Appearing in front of the Commons’ Business, Energy and Industrial Strategy Committee today - of which Ms Reeves is chair - ex-Chief Executive Peter Fankhauser said he was “deeply sorry” for the company’s collapse.
But Ms Reeves said his apologies would "ring a bit more true" if he was willing to pay back his 2017 bonus worth more than half a million pounds in cash.
The money could be "put to better purpose" such as redundancy payments or compensation for taxpayers, she added.
She said: "At the moment I'm afraid, Mr Fankhauser, the number of times you've said sorry, it just rings rather hollow when you're not willing to put something back."
Mr Frankhauser replied: "In my reflections I will take that back, chair, and I will consider what is right, but I'm not going to decide that today."
Several former Thomas Cook workers attended the committee hearing - some in their uniforms - to watch Mr Fankhauser and four other senior company figures give evidence.
In his opening remarks, he said: "You heard me probably say it already, but I really want to repeat it in front of the members of the select committee, how deeply sorry we are that we couldn't save this iconic brand and this company who has a long, long standing history in this part of the UK industry.
"I'm deeply sorry about this failure and I'm deeply sorry for the distress we caused to millions of customers who booked holidays with us and who were on holidays with us.

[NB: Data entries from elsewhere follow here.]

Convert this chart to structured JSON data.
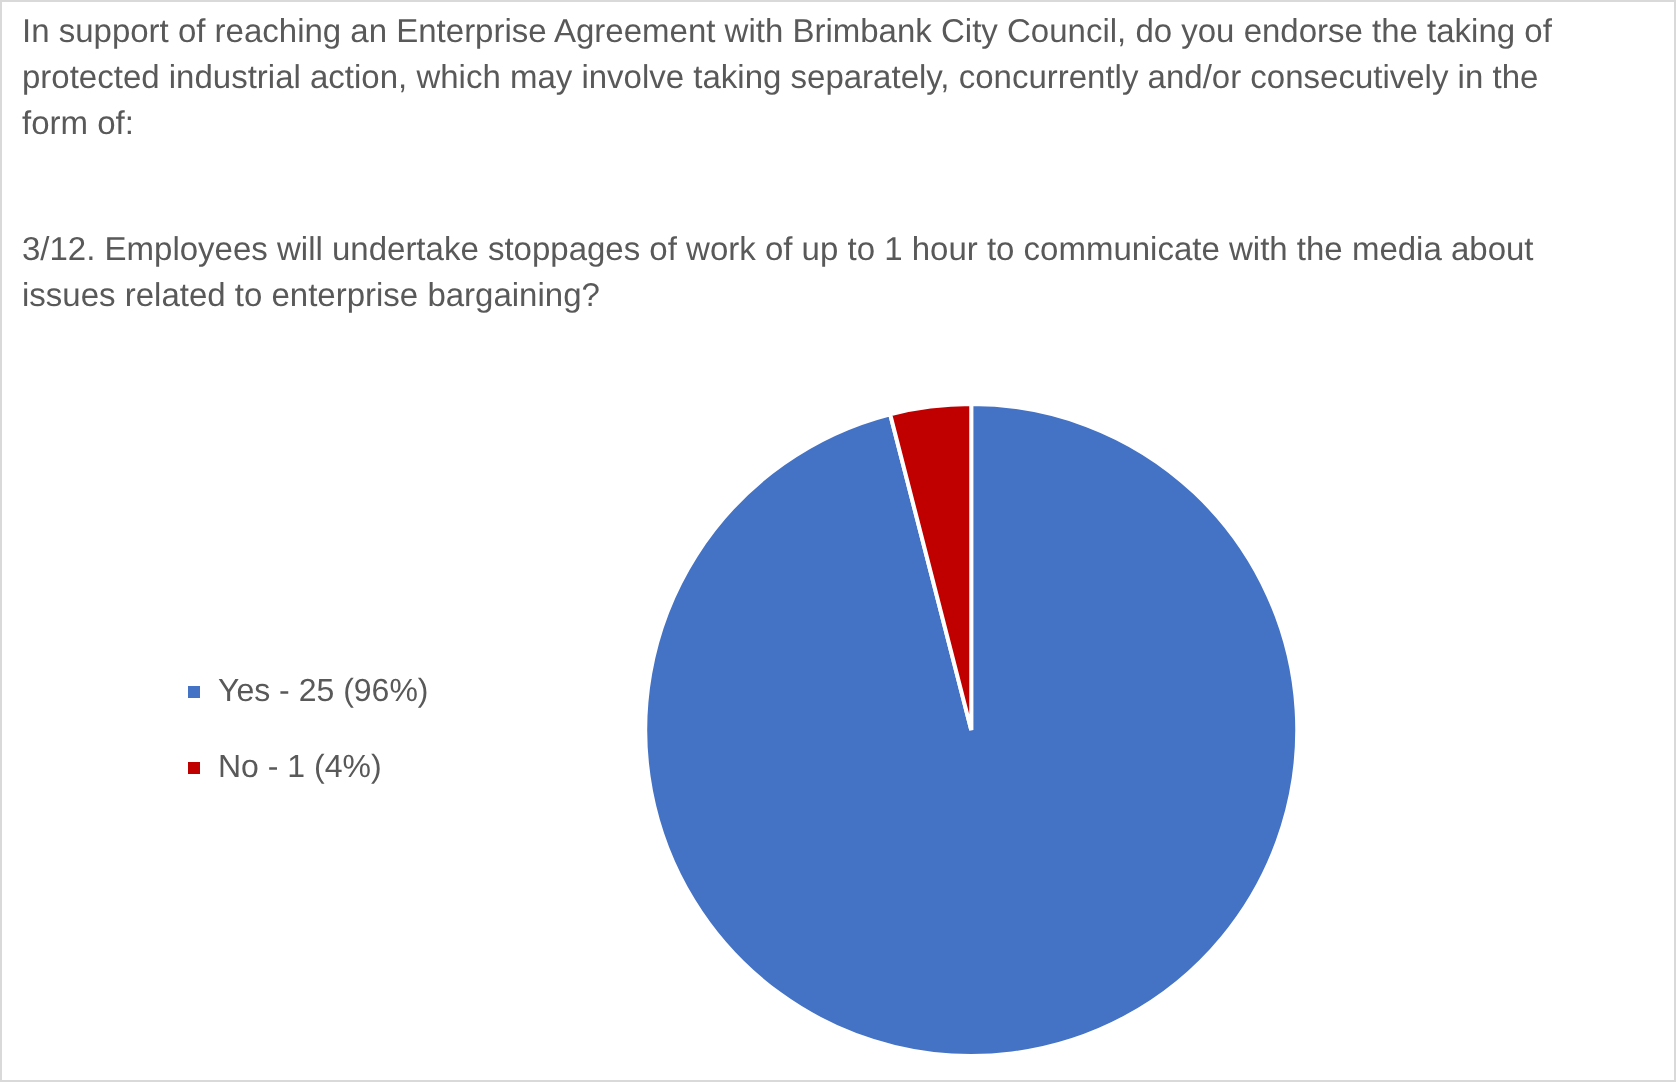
{
  "chart_data": {
    "type": "pie",
    "title": "In support of reaching an Enterprise Agreement with Brimbank City Council, do you endorse the taking of protected industrial action, which may involve taking separately, concurrently and/or consecutively in the form of:",
    "subtitle": "3/12. Employees will undertake stoppages of work of up to 1 hour to communicate with the media about issues related to enterprise bargaining?",
    "categories": [
      "Yes - 25 (96%)",
      "No - 1 (4%)"
    ],
    "values": [
      96,
      4
    ],
    "colors": [
      "#4472c4",
      "#c00000"
    ],
    "legend": "left"
  }
}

"I'm deeply sorry for our suppliers who were long-standing partners and who were loyal to us throughout this time.
"I'm especially sorry for all my colleagues who worked extremely hard and tirelessly to make Thomas Cook a better company."
But MPs were quick to call into question some of the accounting policies including the decision to include a £2.5bn "goodwill" value on the business in 2018.
They also asked the bosses why they based bonuses on profits that excluded one-off payments to pay for the restructuring. A total of £1.8bn was written as "exceptional" costs over eight years.
Ms Reeves said: "The proof of the pudding is somewhat in the eating and you failed to turn around this business. In the end you couldn't just hide these numbers (exceptionals) forever, they caught up with you."
She also called the former Thomas Cook chairman Frank Meysman "deluded" over the collapse.
Ms Reeves added: "You can point to as many successes as you like but you have brought down a 178-year business with huge repercussions for customers, staff and taxpayers. You can point to the successes but I'll point to the failures and they hugely outweigh the successes you've spoken about. I think you're deluded Mr Meysman about the business you ran."
Asked by committee chair Rachel Reeves if there was anything he should have done differently, Mr Fankhauser replied: "I'm generally a very reflective person and I have now had time to reflect what could I have done differently.
"If I could start from scratch, then I would have probably even pushed more on the pace, but it was difficult for me to find the balance between pace and the money you need to transform such a big business at pace."
But he defended his 2017 bonus worth more than half a million pounds in cash.
Ms Reeves asked: "Do you think that that bonus should be paid back and maybe, if I could put it like this, be put to better purpose?
"It could be used to pay the redundancy pay. It could be used to compensate taxpayers who are now bailing out the company which you guided, and you guided in the end onto the rocks, Mr Fankhauser.
"Do you think that bonus should be paid back?"
Mr Fankhauser replied: "I fully understand the sentiment in the public and I understand the sentiment of some of our colleagues.
"However, what I can say to that is that I worked tirelessly for the success of this company and I am deeply sorry that I was not able to secure the deal.
"But it was not one-sided that I failed. There was multiple parties who had to contribute to the deal which finally then didn't succeed."
In her closing remarks, Ms Reeves said: "Peter Fankhauser, you've spoken about the commitment of your staff, and the fact that they're here today - some of them in their uniforms - I think speaks to their commitment to the company you ran and their commitment to the people they served in your company.
"I think they do your company proud and I think you should reflect, Mr Fankhauser, on what you can do to put something back to try and say sorry to the people whose jobs you've taken from them and whose holidays you've ruined.
"You say you're a reflective man. I hope you will go away and reflect on the huge salaries you've earned, salaries that probably in all the lives of some of the people who worked for you will never earn in their while careers, and think about what you can do, not just as a token, but in some way to put right the wrong that you have done.
“Your failure touches on a lot of other people more, I'm afraid, than it touches on the five of you.
"All of you have given your apologies, but frankly, as we've seen time and time again on this select committee, apologies are the easy bit. What is the difficult bit is to actually do something about it.
"To resign from the companies where you are directors today and say 'do you know what, I've got a lot of learning to do before I should be able to have my hands on the tiller of any other company', and give back some of those huge rewards that you have not earned, Mr Peter Fankhauser, but you have received.
"I hope all of you will go away and reflect on some of those things and think about the dignity with which some people who worked for Thomas Cook have acted in, and the dignity that I'm afraid we haven't seen from the board of the company."